I drove my son to school today.
I worked with students.
It snowed most of the morning.
I read the last text I sent you yesterday, asking if the doctor had a plan.
I read your answer: yes. He was a nice doctor. He sat with you for an hour.
Great, I said. What’s the plan?
I thought maybe you’d tell me today.
All day I thought of Roethke’s letter to his student who died. “If only I could nudge you from this sleep.” I read some Yeats. “...a crowd of stars.”
They didn’t help. We want to believe that writing helps. We talk about it in the hall before class. Writing is something, at least. Isn’t it?
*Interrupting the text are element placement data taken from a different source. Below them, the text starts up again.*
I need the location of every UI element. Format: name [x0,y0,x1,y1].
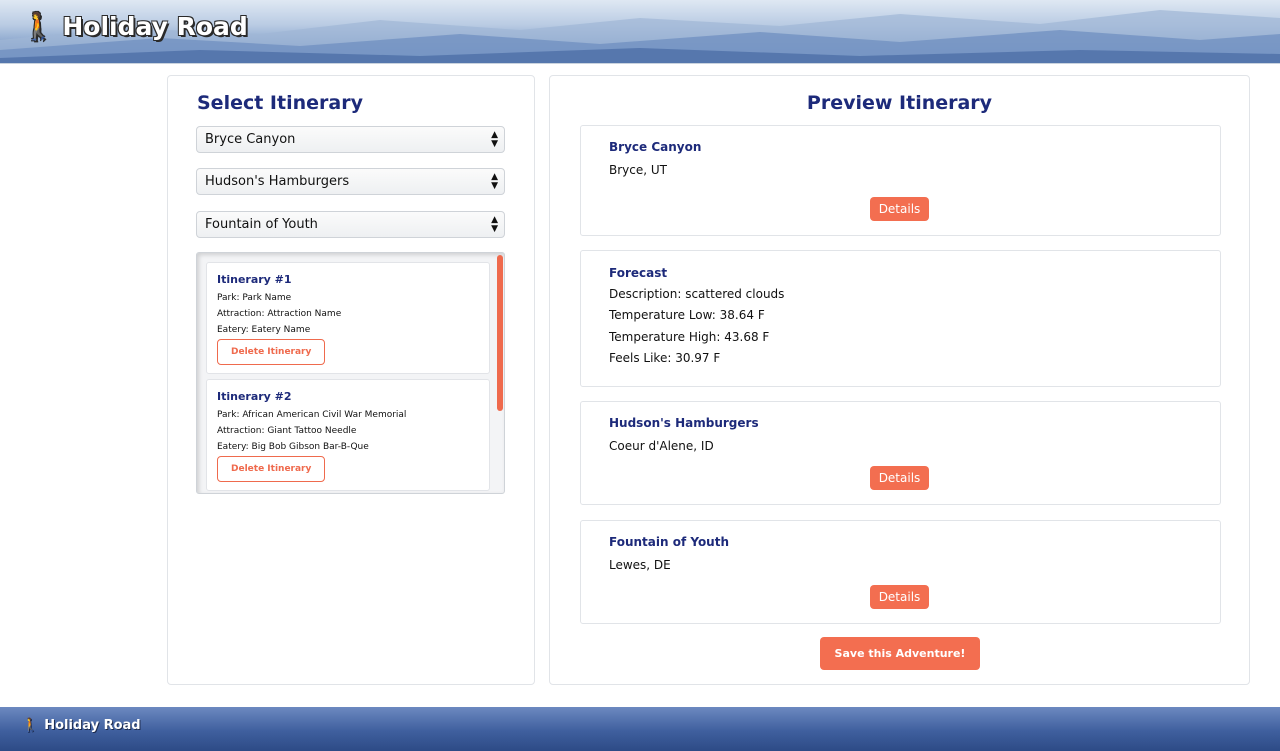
eatery-select[interactable]: Hudson's Hamburgers ▲ ▼ [196,168,505,195]
select-itinerary-panel: Select Itinerary Bryce Canyon ▲ ▼ Hudson'… [167,75,535,685]
forecast-feels-like: Feels Like: 30.97 F [609,351,721,365]
preview-itinerary-panel: Preview Itinerary Bryce Canyon Bryce, UT… [549,75,1250,685]
eatery-location: Coeur d'Alene, ID [609,439,714,453]
park-select[interactable]: Bryce Canyon ▲ ▼ [196,126,505,153]
scrollbar-thumb[interactable] [497,255,503,411]
hiker-icon: 🚶 [22,718,39,733]
itinerary-eatery: Eatery: Big Bob Gibson Bar-B-Que [217,442,369,452]
forecast-temp-low: Temperature Low: 38.64 F [609,308,765,322]
itinerary-park: Park: Park Name [217,293,292,303]
park-name: Bryce Canyon [609,140,702,154]
brand-title: Holiday Road [62,12,248,41]
attraction-preview-card: Fountain of Youth Lewes, DE Details [580,520,1221,624]
select-itinerary-title: Select Itinerary [197,92,363,114]
itinerary-title: Itinerary #2 [217,390,292,403]
preview-itinerary-title: Preview Itinerary [806,92,993,114]
save-adventure-button[interactable]: Save this Adventure! [820,637,980,670]
delete-itinerary-button[interactable]: Delete Itinerary [217,456,326,482]
brand-logo[interactable]: 🚶 Holiday Road [22,12,248,41]
itinerary-park: Park: African American Civil War Memoria… [217,410,407,420]
forecast-title: Forecast [609,266,668,280]
forecast-temp-high: Temperature High: 43.68 F [609,330,770,344]
attraction-name: Fountain of Youth [609,535,730,549]
attraction-select-value: Fountain of Youth [205,217,318,232]
forecast-description: Description: scattered clouds [609,287,785,301]
hiker-icon: 🚶 [22,11,55,42]
site-header: 🚶 Holiday Road [0,0,1280,64]
park-select-value: Bryce Canyon [205,132,296,147]
itinerary-eatery: Eatery: Eatery Name [217,325,311,335]
attraction-location: Lewes, DE [609,558,671,572]
attraction-select[interactable]: Fountain of Youth ▲ ▼ [196,211,505,238]
footer-brand[interactable]: 🚶 Holiday Road [22,718,141,733]
forecast-card: Forecast Description: scattered clouds T… [580,250,1221,387]
delete-itinerary-button[interactable]: Delete Itinerary [217,339,326,365]
itinerary-title: Itinerary #1 [217,273,292,286]
itinerary-card: Itinerary #2 Park: African American Civi… [206,379,490,491]
site-footer: 🚶 Holiday Road [0,707,1280,751]
select-arrows-icon: ▲ ▼ [491,215,498,234]
park-preview-card: Bryce Canyon Bryce, UT Details [580,125,1221,236]
itinerary-attraction: Attraction: Attraction Name [217,309,342,319]
park-location: Bryce, UT [609,163,667,177]
itinerary-card: Itinerary #1 Park: Park Name Attraction:… [206,262,490,374]
footer-brand-title: Holiday Road [44,718,141,733]
itinerary-attraction: Attraction: Giant Tattoo Needle [217,426,357,436]
select-arrows-icon: ▲ ▼ [491,172,498,191]
eatery-select-value: Hudson's Hamburgers [205,174,350,189]
eatery-name: Hudson's Hamburgers [609,416,759,430]
attraction-details-button[interactable]: Details [870,585,929,609]
park-details-button[interactable]: Details [870,197,929,221]
saved-itineraries-list[interactable]: Itinerary #1 Park: Park Name Attraction:… [196,252,505,494]
select-arrows-icon: ▲ ▼ [491,130,498,149]
eatery-preview-card: Hudson's Hamburgers Coeur d'Alene, ID De… [580,401,1221,505]
eatery-details-button[interactable]: Details [870,466,929,490]
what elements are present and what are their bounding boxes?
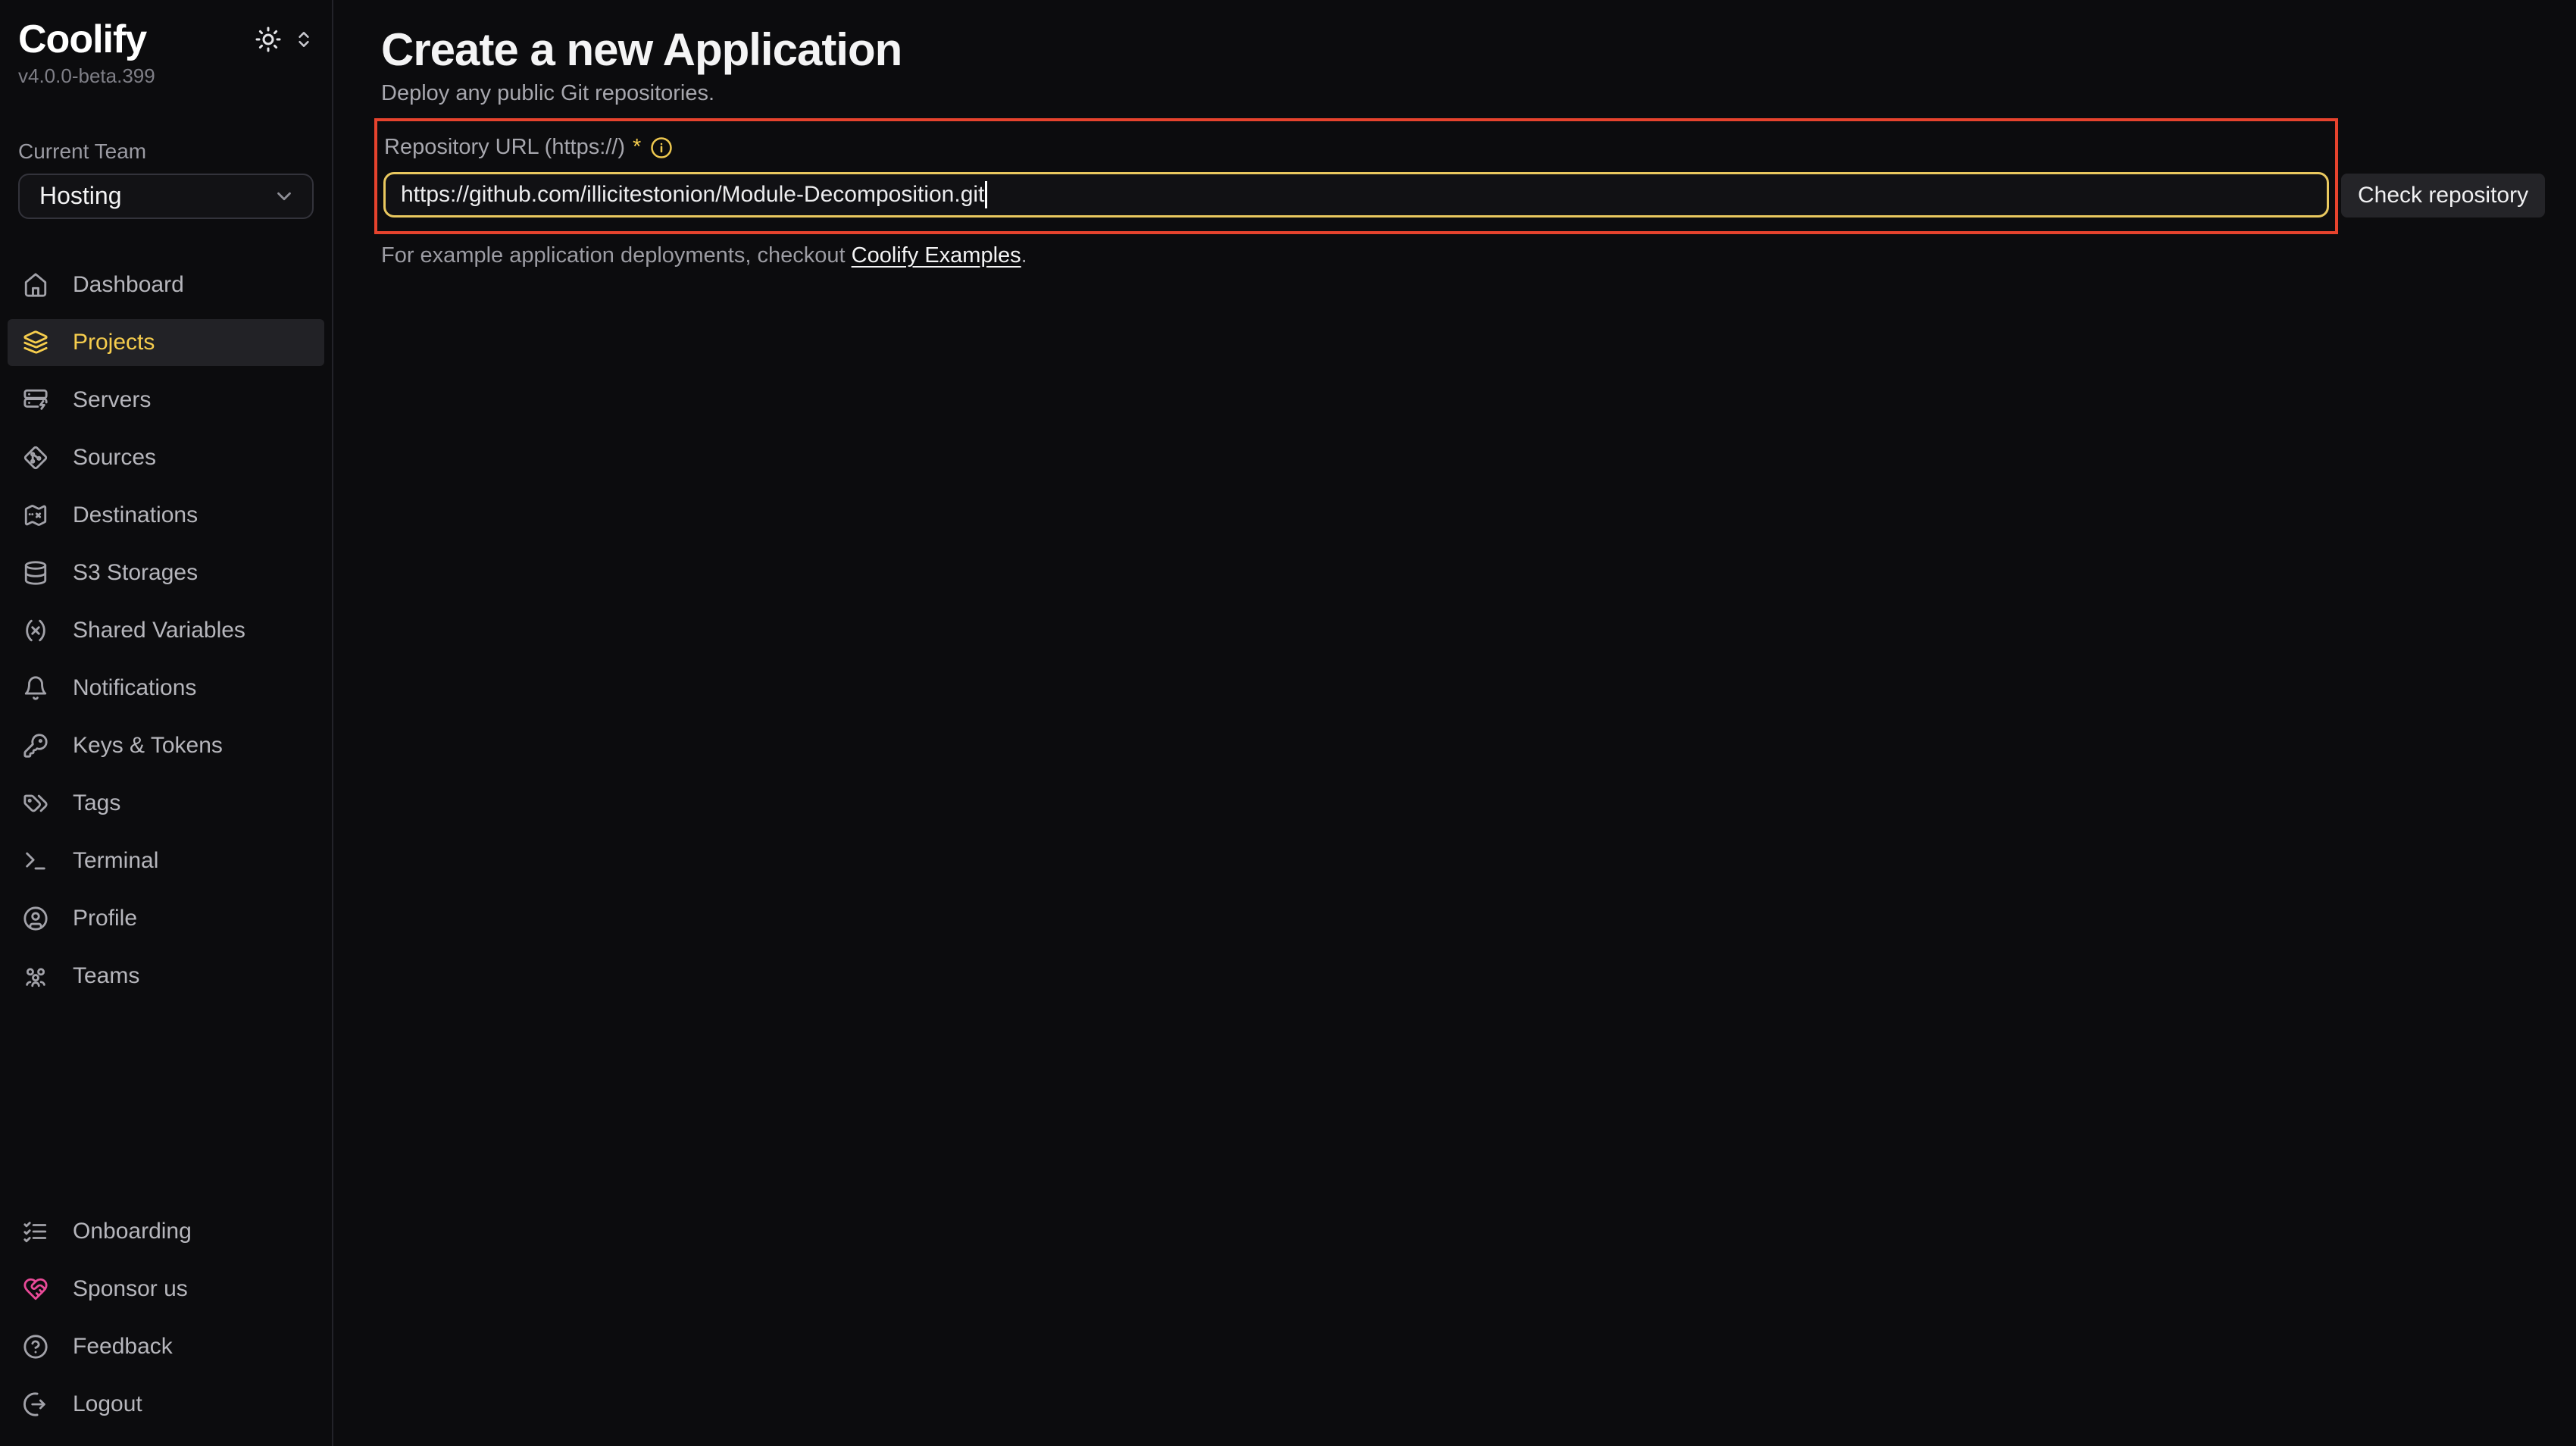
sun-icon xyxy=(255,26,282,53)
sidebar-item-label: Onboarding xyxy=(73,1219,192,1244)
sidebar-item-terminal[interactable]: Terminal xyxy=(8,837,324,884)
text-cursor xyxy=(985,181,987,208)
info-icon[interactable] xyxy=(650,136,673,159)
sidebar-item-label: Terminal xyxy=(73,848,158,874)
app-version: v4.0.0-beta.399 xyxy=(0,61,332,88)
sidebar-item-keys-tokens[interactable]: Keys & Tokens xyxy=(8,722,324,769)
sidebar-item-label: Teams xyxy=(73,963,139,989)
sidebar-item-sources[interactable]: Sources xyxy=(8,434,324,481)
server-icon xyxy=(23,387,48,413)
repository-form-row: Repository URL (https://) * https://gith… xyxy=(374,118,2576,235)
helper-prefix: For example application deployments, che… xyxy=(381,243,852,268)
chevron-down-icon xyxy=(273,185,295,208)
heart-handshake-icon xyxy=(23,1276,48,1302)
sidebar-item-sponsor-us[interactable]: Sponsor us xyxy=(8,1266,324,1313)
sidebar-item-label: Dashboard xyxy=(73,272,184,298)
current-team-label: Current Team xyxy=(18,138,314,165)
required-asterisk: * xyxy=(633,135,641,160)
app-window: Coolify v4.0.0-beta.399 Current Team Hos… xyxy=(0,0,2576,1446)
checklist-icon xyxy=(23,1219,48,1244)
sidebar-item-onboarding[interactable]: Onboarding xyxy=(8,1208,324,1255)
variable-icon xyxy=(23,618,48,643)
helper-text: For example application deployments, che… xyxy=(381,243,2576,268)
helper-suffix: . xyxy=(1021,243,1027,268)
profile-icon xyxy=(23,906,48,931)
repository-field-group: Repository URL (https://) * https://gith… xyxy=(374,118,2338,235)
chevrons-up-down-icon xyxy=(294,30,314,49)
sidebar-item-label: Projects xyxy=(73,330,155,355)
repository-url-value: https://github.com/illicitestonion/Modul… xyxy=(401,182,984,208)
sidebar-item-label: Profile xyxy=(73,906,137,931)
map-icon xyxy=(23,502,48,528)
sidebar-item-profile[interactable]: Profile xyxy=(8,895,324,942)
terminal-icon xyxy=(23,848,48,874)
git-source-icon xyxy=(23,445,48,471)
theme-toggle-button[interactable] xyxy=(255,26,282,53)
sidebar: Coolify v4.0.0-beta.399 Current Team Hos… xyxy=(0,0,333,1446)
page-subtitle: Deploy any public Git repositories. xyxy=(381,80,2576,108)
sidebar-item-label: Notifications xyxy=(73,675,196,701)
sidebar-item-tags[interactable]: Tags xyxy=(8,780,324,827)
sidebar-item-label: S3 Storages xyxy=(73,560,198,586)
key-icon xyxy=(23,733,48,759)
logout-icon xyxy=(23,1391,48,1417)
coolify-examples-link[interactable]: Coolify Examples xyxy=(852,243,1021,268)
page-title: Create a new Application xyxy=(381,21,2576,78)
tags-icon xyxy=(23,790,48,816)
sidebar-item-label: Sources xyxy=(73,445,156,471)
main-content: Create a new Application Deploy any publ… xyxy=(333,0,2576,1446)
sidebar-item-label: Servers xyxy=(73,387,151,413)
database-icon xyxy=(23,560,48,586)
sidebar-collapse-button[interactable] xyxy=(294,30,314,49)
app-logo: Coolify xyxy=(18,18,146,61)
sidebar-item-servers[interactable]: Servers xyxy=(8,377,324,424)
bell-icon xyxy=(23,675,48,701)
home-icon xyxy=(23,272,48,298)
sidebar-item-shared-variables[interactable]: Shared Variables xyxy=(8,607,324,654)
sidebar-item-label: Shared Variables xyxy=(73,618,245,643)
repository-label-row: Repository URL (https://) * xyxy=(383,133,2329,162)
teams-icon xyxy=(23,963,48,989)
sidebar-item-label: Tags xyxy=(73,790,120,816)
sidebar-header: Coolify xyxy=(0,18,332,61)
repository-url-label: Repository URL (https://) xyxy=(384,133,625,162)
sidebar-item-label: Destinations xyxy=(73,502,198,528)
team-select-value: Hosting xyxy=(39,182,122,210)
sidebar-footer-nav: Onboarding Sponsor us Feedback Logout xyxy=(0,1208,332,1438)
sidebar-item-label: Sponsor us xyxy=(73,1276,188,1302)
sidebar-item-dashboard[interactable]: Dashboard xyxy=(8,261,324,308)
sidebar-item-notifications[interactable]: Notifications xyxy=(8,665,324,712)
layers-icon xyxy=(23,330,48,355)
help-circle-icon xyxy=(23,1334,48,1360)
sidebar-item-s3-storages[interactable]: S3 Storages xyxy=(8,549,324,596)
sidebar-spacer xyxy=(0,1010,332,1208)
sidebar-item-label: Logout xyxy=(73,1391,142,1417)
sidebar-item-logout[interactable]: Logout xyxy=(8,1381,324,1428)
check-repository-button[interactable]: Check repository xyxy=(2341,174,2545,218)
sidebar-nav: Dashboard Projects Servers Sources xyxy=(0,261,332,1010)
team-select[interactable]: Hosting xyxy=(18,174,314,219)
sidebar-item-projects[interactable]: Projects xyxy=(8,319,324,366)
sidebar-item-teams[interactable]: Teams xyxy=(8,953,324,1000)
repository-url-input[interactable]: https://github.com/illicitestonion/Modul… xyxy=(383,172,2329,218)
sidebar-item-feedback[interactable]: Feedback xyxy=(8,1323,324,1370)
sidebar-item-label: Keys & Tokens xyxy=(73,733,223,759)
sidebar-item-label: Feedback xyxy=(73,1334,173,1360)
sidebar-item-destinations[interactable]: Destinations xyxy=(8,492,324,539)
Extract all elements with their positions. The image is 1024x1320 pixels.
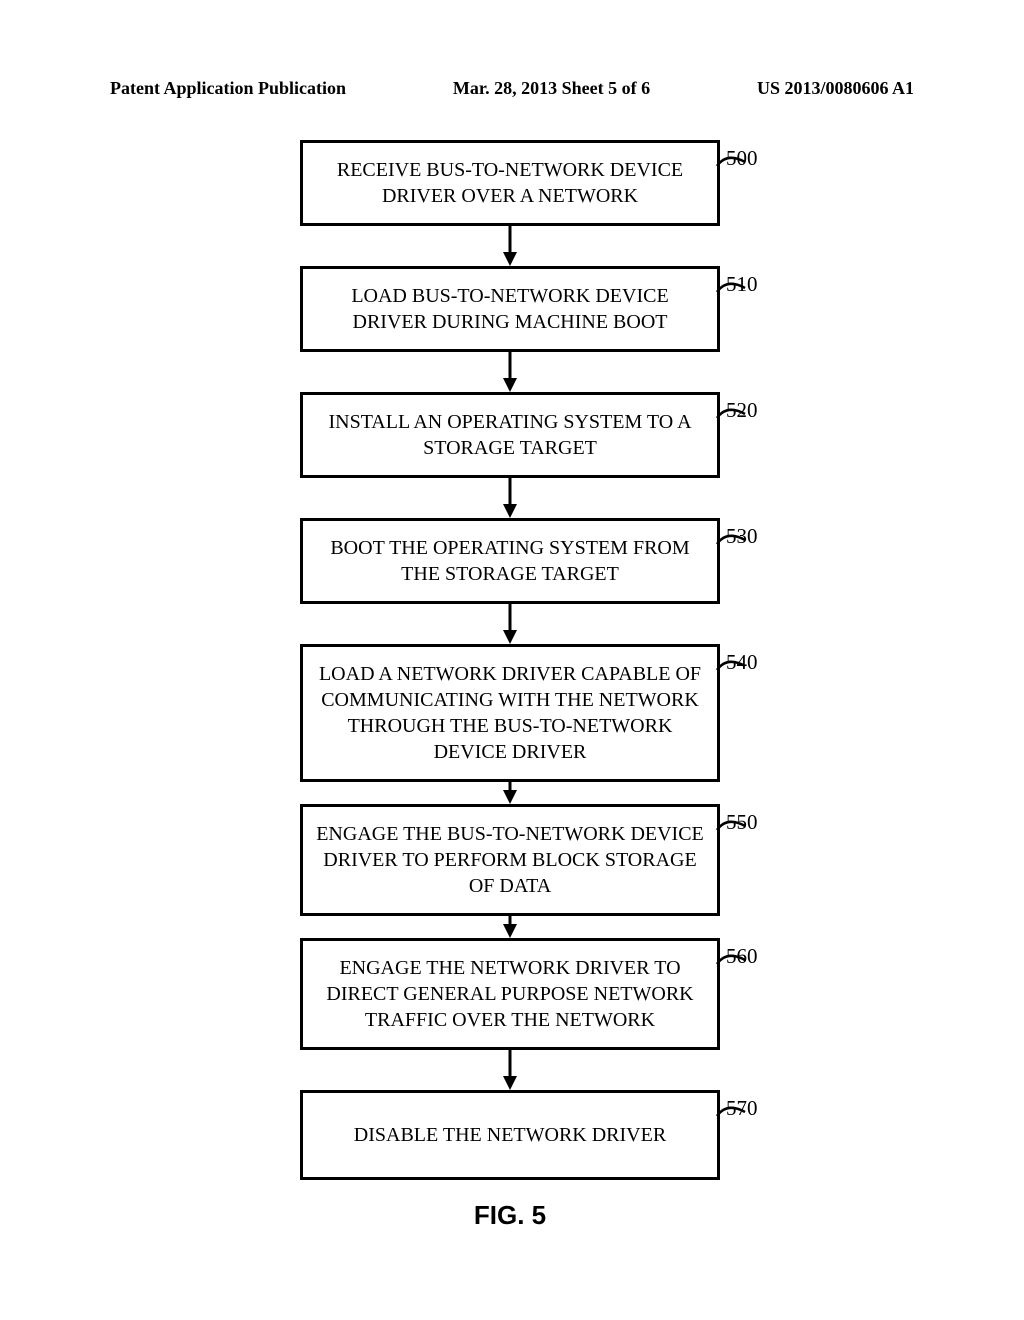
step-box-570: DISABLE THE NETWORK DRIVER [300,1090,720,1180]
step-box-550: ENGAGE THE BUS-TO-NETWORK DEVICE DRIVER … [300,804,720,916]
header-center: Mar. 28, 2013 Sheet 5 of 6 [453,78,650,99]
flow-arrow-icon [190,226,830,266]
flow-arrow-icon [190,916,830,938]
flow-step: LOAD A NETWORK DRIVER CAPABLE OF COMMUNI… [190,644,830,782]
figure-label: FIG. 5 [190,1200,830,1231]
step-box-540: LOAD A NETWORK DRIVER CAPABLE OF COMMUNI… [300,644,720,782]
step-text: LOAD A NETWORK DRIVER CAPABLE OF COMMUNI… [313,661,707,765]
flow-step: RECEIVE BUS-TO-NETWORK DEVICE DRIVER OVE… [190,140,830,226]
header-left: Patent Application Publication [110,78,346,99]
step-text: INSTALL AN OPERATING SYSTEM TO A STORAGE… [313,409,707,461]
flow-arrow-icon [190,604,830,644]
step-box-500: RECEIVE BUS-TO-NETWORK DEVICE DRIVER OVE… [300,140,720,226]
step-text: LOAD BUS-TO-NETWORK DEVICE DRIVER DURING… [313,283,707,335]
step-text: ENGAGE THE BUS-TO-NETWORK DEVICE DRIVER … [313,821,707,899]
flow-step: ENGAGE THE NETWORK DRIVER TO DIRECT GENE… [190,938,830,1050]
step-box-560: ENGAGE THE NETWORK DRIVER TO DIRECT GENE… [300,938,720,1050]
flow-step: ENGAGE THE BUS-TO-NETWORK DEVICE DRIVER … [190,804,830,916]
step-text: BOOT THE OPERATING SYSTEM FROM THE STORA… [313,535,707,587]
flow-arrow-icon [190,352,830,392]
step-ref: 540 [726,650,758,675]
step-text: DISABLE THE NETWORK DRIVER [354,1122,666,1148]
step-ref: 560 [726,944,758,969]
flow-step: BOOT THE OPERATING SYSTEM FROM THE STORA… [190,518,830,604]
page-header: Patent Application Publication Mar. 28, … [110,78,914,99]
step-text: ENGAGE THE NETWORK DRIVER TO DIRECT GENE… [313,955,707,1033]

It’s Friday. It is an ordinary Friday.
On my way home, I see a car accident. I have to make sure. I slow down. Everyone’s ok.
Everyone is ok.
No one is ok.
I don’t want to stop writing this letter. It’s all I have.
It’s all we’ve ever had.
So, just me to you, just this, let me write you an exit. I’m going to pretend for a good long while that you are in the cabin in western Pennsylvania. You have gone “hunting," but everyone knows you are just reading. It’s a crappy novel, but you don’t care. The air is clean, isn’t it? The sun sets just a little slower here. The quiet. The peace.
The peace.
I will try to remember how much you loved that peace.